Thursday 16 July 2020

Forty Years Ago - Flash Gordon

I know that you’ve basically only really got one line from the film wedged in your head now. Go on, you can say it out loud. We’re not really around other people anymore, you can say it. Go on, I’ll wait.

There, that's better,isn’t it?

Flash Gordon (1980 - yep, still)
Dir. Mike Hodges / Dur. 114 mins

What’s It About? A football player, a travel agent and a (slightly unhinged) scientist travel to the planet Mongo to prevent it’s definitely deranged emperor from destroying the Earth.

Why’s It Any Good? In the days before comic books and their subsequent big screen adaptations were grim, brooding and gritty (OK, maybe not Batman And Robin but you get the general idea), there was Flash Gordon - a proper attempt at transcribing the lurid excesses of the comic book page up onto the screen. 
Is it a good film? By any serious film critics' view, probably not. Sam Jones is not the greatest actor around, the greenscreen isn’t brilliant a lot of the time and it’s weirdly kinky for a family oriented blockbuster type film. Is it a fun film? Oh my word, yes. It’s bright and garish, the various members of Ming’s court are weird and over-the-top, it has a curious abundance of C-list British stars (including a brief role for former Blue Peter presenter Peter Duncan) and it’s weirdly kinky for a family oriented blockbuster type film (although this last point definitely went over my head as a child). Plus it has Brian Blessed defining himself as that Brian Blessed type character in perpetuity after this (oh, alright, “Gordon’s alive?!?”; there you go).
It has a sense of humor and playfulness that would be lacking from comic book / superhero type films throughout the 80s and 90s until Marvel successfully cracked that formula (and proceeded to then completely dominate the box office for about 12 years but that’s another story…). It was part of the collection of taped-off-the-telly films on VHS that was watched incessantly in our house (Star Wars, Ghostbusters and many more being among that collection) to the point where I would start to know the script.

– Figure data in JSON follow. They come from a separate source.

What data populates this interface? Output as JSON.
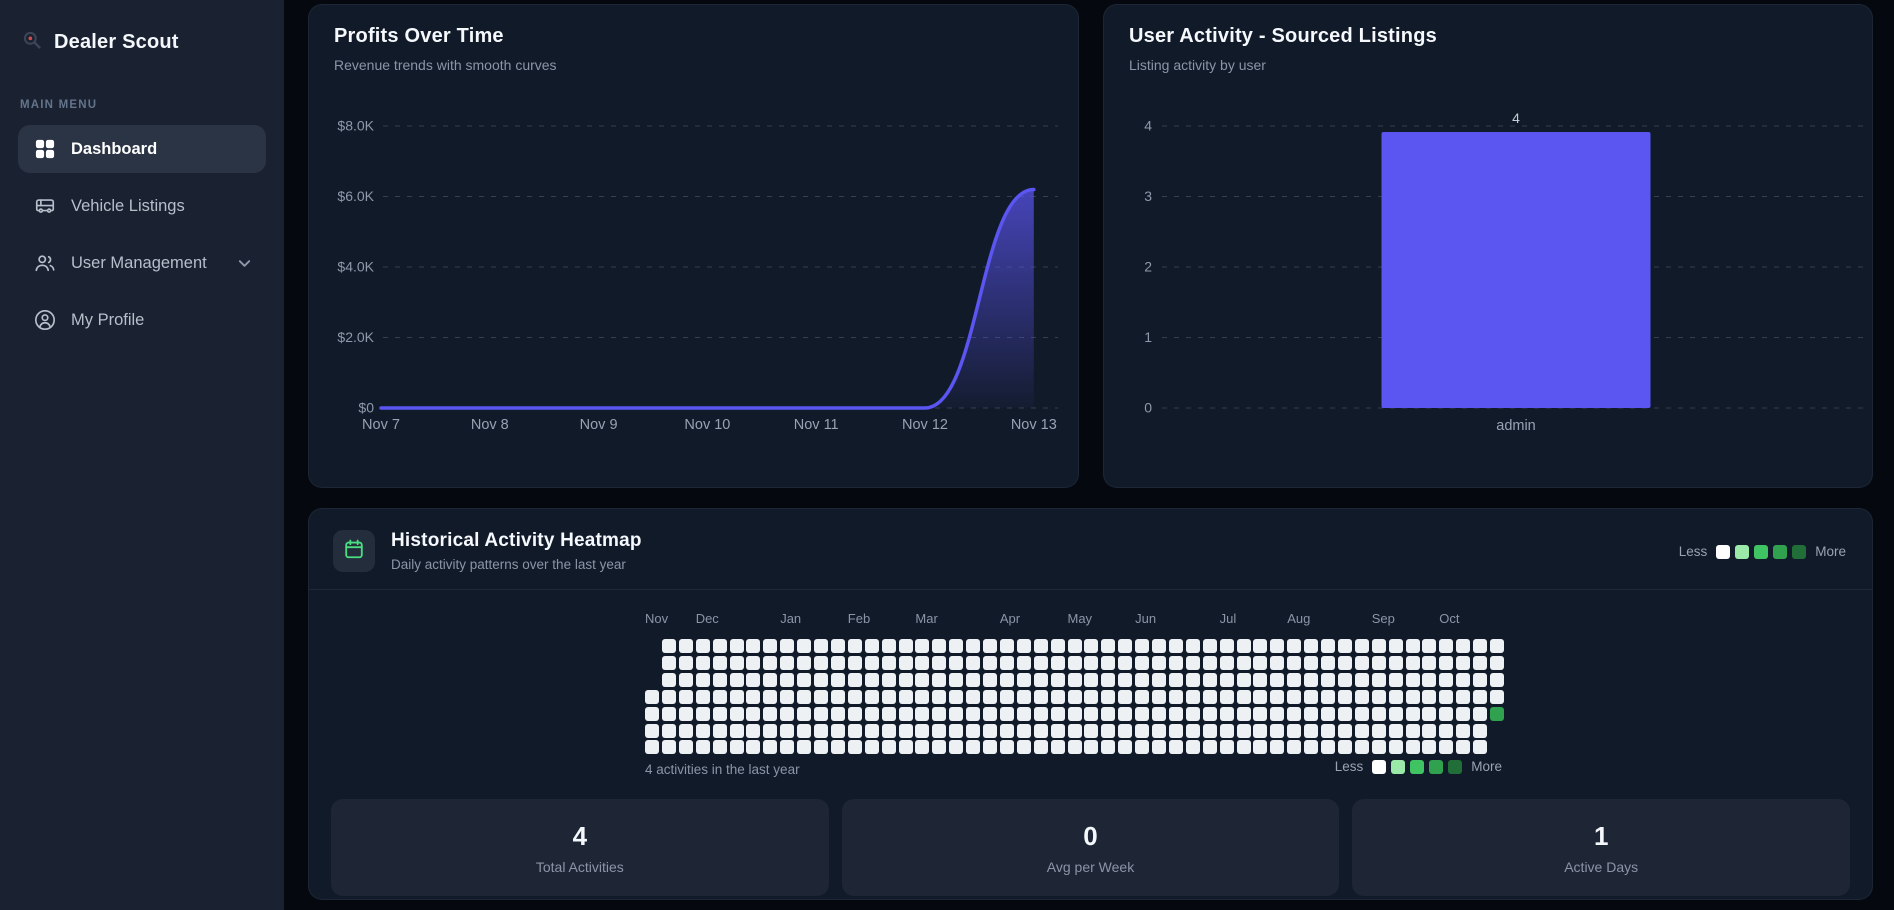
{
  "sidebar": {
    "brand": "Dealer Scout",
    "section_label": "MAIN MENU",
    "items": [
      {
        "label": "Dashboard",
        "icon": "grid-icon",
        "active": true
      },
      {
        "label": "Vehicle Listings",
        "icon": "vehicle-icon",
        "active": false
      },
      {
        "label": "User Management",
        "icon": "users-icon",
        "active": false,
        "has_chevron": true
      },
      {
        "label": "My Profile",
        "icon": "profile-icon",
        "active": false
      }
    ]
  },
  "cards": {
    "profits": {
      "title": "Profits Over Time",
      "subtitle": "Revenue trends with smooth curves"
    },
    "activity": {
      "title": "User Activity - Sourced Listings",
      "subtitle": "Listing activity by user"
    },
    "heatmap": {
      "title": "Historical Activity Heatmap",
      "subtitle": "Daily activity patterns over the last year",
      "icon": "calendar-icon",
      "summary": "4 activities in the last year",
      "legend": {
        "less_label": "Less",
        "more_label": "More",
        "colors": [
          "#ffffff",
          "#9be9a8",
          "#40c463",
          "#30a14e",
          "#216e39"
        ]
      },
      "stats": [
        {
          "value": "4",
          "label": "Total Activities"
        },
        {
          "value": "0",
          "label": "Avg per Week"
        },
        {
          "value": "1",
          "label": "Active Days"
        }
      ]
    }
  },
  "chart_data": [
    {
      "type": "area",
      "title": "Profits Over Time",
      "subtitle": "Revenue trends with smooth curves",
      "x": [
        "Nov 7",
        "Nov 8",
        "Nov 9",
        "Nov 10",
        "Nov 11",
        "Nov 12",
        "Nov 13"
      ],
      "values": [
        0,
        0,
        0,
        0,
        0,
        0,
        6200
      ],
      "ylim": [
        0,
        8000
      ],
      "yticks": [
        {
          "v": 0,
          "label": "$0"
        },
        {
          "v": 2000,
          "label": "$2.0K"
        },
        {
          "v": 4000,
          "label": "$4.0K"
        },
        {
          "v": 6000,
          "label": "$6.0K"
        },
        {
          "v": 8000,
          "label": "$8.0K"
        }
      ],
      "grid": "dashed-horizontal",
      "legend": "none",
      "line_color": "#5b55f2"
    },
    {
      "type": "bar",
      "title": "User Activity - Sourced Listings",
      "subtitle": "Listing activity by user",
      "categories": [
        "admin"
      ],
      "values": [
        4
      ],
      "value_labels": [
        "4"
      ],
      "ylim": [
        0,
        4
      ],
      "yticks": [
        {
          "v": 0,
          "label": "0"
        },
        {
          "v": 1,
          "label": "1"
        },
        {
          "v": 2,
          "label": "2"
        },
        {
          "v": 3,
          "label": "3"
        },
        {
          "v": 4,
          "label": "4"
        }
      ],
      "grid": "dashed-horizontal",
      "bar_color": "#5b55f2"
    },
    {
      "type": "heatmap",
      "title": "Historical Activity Heatmap",
      "columns": 51,
      "rows": 7,
      "first_col_rows": [
        3,
        4,
        5,
        6
      ],
      "last_col_rows": [
        0,
        1,
        2,
        3,
        4
      ],
      "empty_color": "#eef1f4",
      "active_cells": [
        {
          "col": 50,
          "row": 4,
          "color": "#30a14e"
        }
      ],
      "months": [
        {
          "label": "Nov",
          "col": 0
        },
        {
          "label": "Dec",
          "col": 3
        },
        {
          "label": "Jan",
          "col": 8
        },
        {
          "label": "Feb",
          "col": 12
        },
        {
          "label": "Mar",
          "col": 16
        },
        {
          "label": "Apr",
          "col": 21
        },
        {
          "label": "May",
          "col": 25
        },
        {
          "label": "Jun",
          "col": 29
        },
        {
          "label": "Jul",
          "col": 34
        },
        {
          "label": "Aug",
          "col": 38
        },
        {
          "label": "Sep",
          "col": 43
        },
        {
          "label": "Oct",
          "col": 47
        }
      ],
      "total_label": "4 activities in the last year"
    }
  ]
}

Don’t test me now, that part of the brain has long been filled up by other pointlessly nerdy gubbins. (I was also always disappointed that they never followed up on the ambiguous “The End…?” - I would have loved to see a Flash Gordon II.) 
It stills stands up today as a bright, stylish, weird and funny example of superhero films of the pre-gloom era and, if you haven’t seen it and are in the mood for some daft escapism (and who isn’t these days), is well worth a couple of hours of your time.